Q: Is .360 Buckhammer better than .350 Legend for straight-wall deer hunting?
A: For pure deer hunting performance, yes – the Buckhammer delivers approximately 700 ft-lbs more muzzle energy and a larger diameter bullet. The trade-off is higher recoil (~14 ft-lbs vs ~8 ft-lbs) and fewer ammo options at higher prices. For average deer at average distances, both work. For large deer at the farther end of practical range, the Buckhammer is the better tool.

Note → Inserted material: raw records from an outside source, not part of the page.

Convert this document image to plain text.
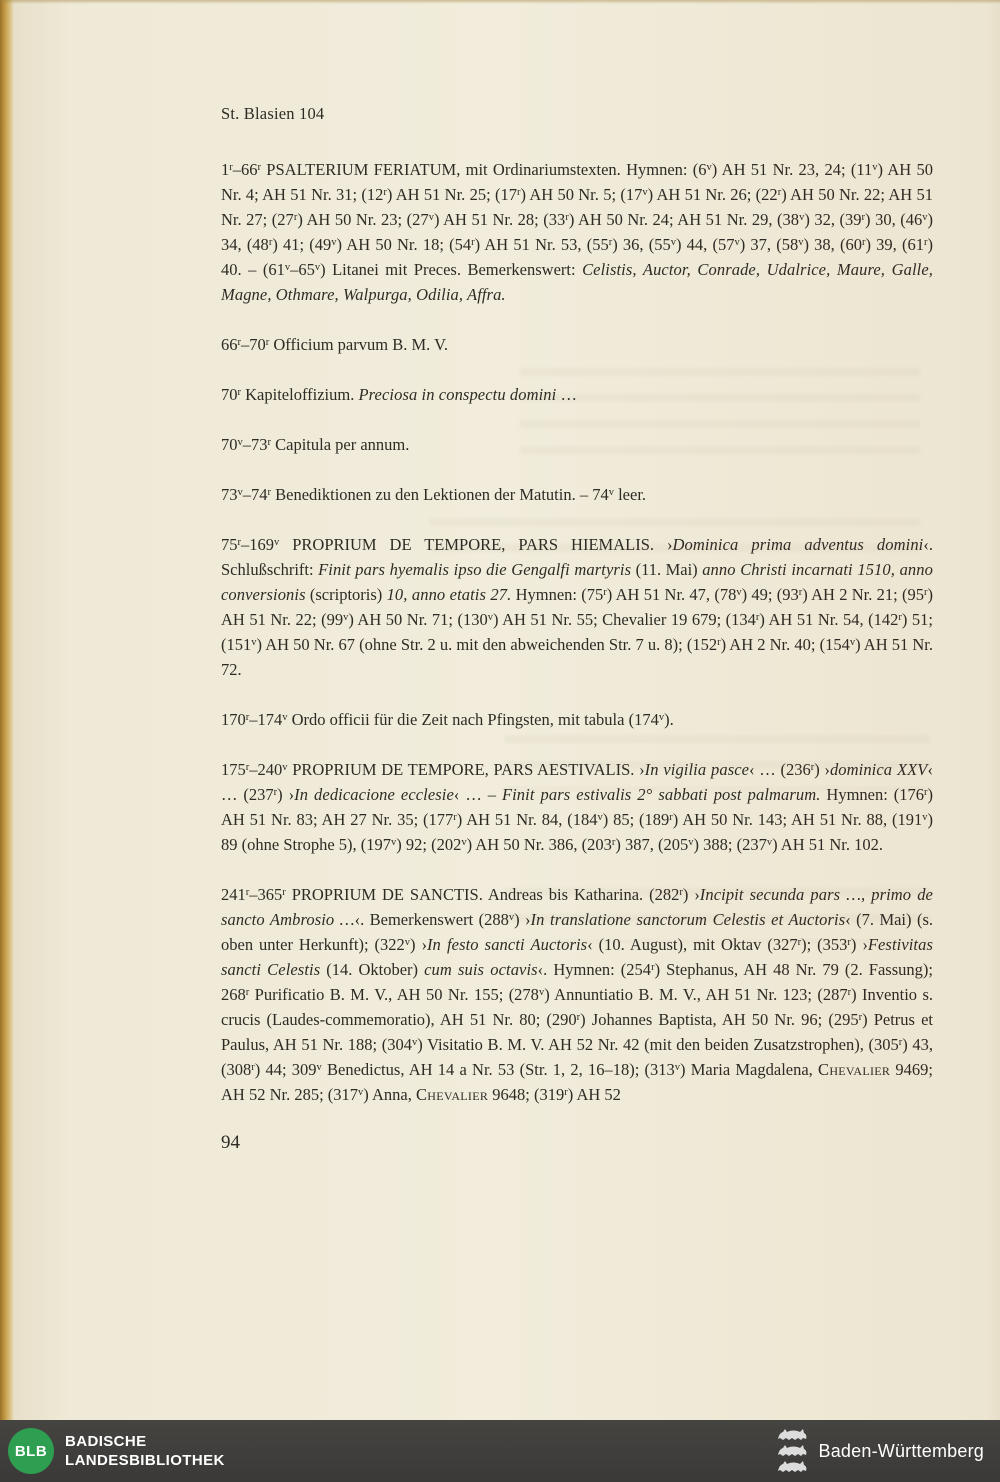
St. Blasien 104

1$^r$–66$^r$ PSALTERIUM FERIATUM, mit Ordinariumstexten. Hymnen: (6$^v$) AH 51 Nr. 23, 24; (11$^v$) AH 50 Nr. 4; AH 51 Nr. 31; (12$^r$) AH 51 Nr. 25; (17$^r$) AH 50 Nr. 5; (17$^v$) AH 51 Nr. 26; (22$^r$) AH 50 Nr. 22; AH 51 Nr. 27; (27$^r$) AH 50 Nr. 23; (27$^v$) AH 51 Nr. 28; (33$^r$) AH 50 Nr. 24; AH 51 Nr. 29, (38$^v$) 32, (39$^r$) 30, (46$^v$) 34, (48$^r$) 41; (49$^v$) AH 50 Nr. 18; (54$^r$) AH 51 Nr. 53, (55$^r$) 36, (55$^v$) 44, (57$^v$) 37, (58$^v$) 38, (60$^r$) 39, (61$^r$) 40. – (61$^v$–65$^v$) Litanei mit Preces. Bemerkenswert: Celistis, Auctor, Conrade, Udalrice, Maure, Galle, Magne, Othmare, Walpurga, Odilia, Affra.

66$^r$–70$^r$ Officium parvum B. M. V.

70$^r$ Kapiteloffizium. Preciosa in conspectu domini …

70$^v$–73$^r$ Capitula per annum.

73$^v$–74$^r$ Benediktionen zu den Lektionen der Matutin. – 74$^v$ leer.

75$^r$–169$^v$ PROPRIUM DE TEMPORE, PARS HIEMALIS. ›Dominica prima adventus domini‹. Schlußschrift: Finit pars hyemalis ipso die Gengalfi martyris (11. Mai) anno Christi incarnati 1510, anno conversionis (scriptoris) 10, anno etatis 27. Hymnen: (75$^r$) AH 51 Nr. 47, (78$^v$) 49; (93$^r$) AH 2 Nr. 21; (95$^r$) AH 51 Nr. 22; (99$^v$) AH 50 Nr. 71; (130$^v$) AH 51 Nr. 55; Chevalier 19 679; (134$^r$) AH 51 Nr. 54, (142$^r$) 51; (151$^v$) AH 50 Nr. 67 (ohne Str. 2 u. mit den abweichenden Str. 7 u. 8); (152$^r$) AH 2 Nr. 40; (154$^v$) AH 51 Nr. 72.

170$^r$–174$^v$ Ordo officii für die Zeit nach Pfingsten, mit tabula (174$^v$).

175$^r$–240$^v$ PROPRIUM DE TEMPORE, PARS AESTIVALIS. ›In vigilia pasce‹ … (236$^r$) ›dominica XXV‹ … (237$^r$) ›In dedicacione ecclesie‹ … – Finit pars estivalis 2° sabbati post palmarum. Hymnen: (176$^r$) AH 51 Nr. 83; AH 27 Nr. 35; (177$^r$) AH 51 Nr. 84, (184$^v$) 85; (189$^r$) AH 50 Nr. 143; AH 51 Nr. 88, (191$^v$) 89 (ohne Strophe 5), (197$^v$) 92; (202$^v$) AH 50 Nr. 386, (203$^r$) 387, (205$^v$) 388; (237$^v$) AH 51 Nr. 102.

241$^r$–365$^r$ PROPRIUM DE SANCTIS. Andreas bis Katharina. (282$^r$) ›Incipit secunda pars …, primo de sancto Ambrosio …‹. Bemerkenswert (288$^v$) ›In translatione sanctorum Celestis et Auctoris‹ (7. Mai) (s. oben unter Herkunft); (322$^v$) ›In festo sancti Auctoris‹ (10. August), mit Oktav (327$^r$); (353$^r$) ›Festivitas sancti Celestis (14. Oktober) cum suis octavis‹. Hymnen: (254$^r$) Stephanus, AH 48 Nr. 79 (2. Fassung); 268$^r$ Purificatio B. M. V., AH 50 Nr. 155; (278$^v$) Annuntiatio B. M. V., AH 51 Nr. 123; (287$^r$) Inventio s. crucis (Laudes-commemoratio), AH 51 Nr. 80; (290$^r$) Johannes Baptista, AH 50 Nr. 96; (295$^r$) Petrus et Paulus, AH 51 Nr. 188; (304$^v$) Visitatio B. M. V. AH 52 Nr. 42 (mit den beiden Zusatzstrophen), (305$^r$) 43, (308$^r$) 44; 309$^v$ Benedictus, AH 14 a Nr. 53 (Str. 1, 2, 16–18); (313$^v$) Maria Magdalena, Chevalier 9469; AH 52 Nr. 285; (317$^v$) Anna, Chevalier 9648; (319$^r$) AH 52

94
BLB
BADISCHE
LANDESBIBLIOTHEK	Baden-Württemberg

Q: Does the CVA Scout .450 Bushmaster come with a muzzle brake?
A: Most configurations include a muzzle brake or ported barrel to manage .450 Bushmaster’s significant recoil. Verify the specific configuration you’re buying – brake-equipped vs. threaded muzzle vs. ported barrel varies between V2 and 2025 Scout configurations and between retailers.
Q: What is the maximum legal range for a .350 Legend under state straight-wall rules?
A: The straight-wall laws don’t specify a maximum range – that’s a ballistic concept, not a legal one. The laws specify cartridge specifications (case geometry, diameter, length). The .350 Legend is legal for use at any range where deer hunting is legal. The practical effective range on deer is a separate question from the legal one – approximately 175 yards for clean kills with proper bullet selection.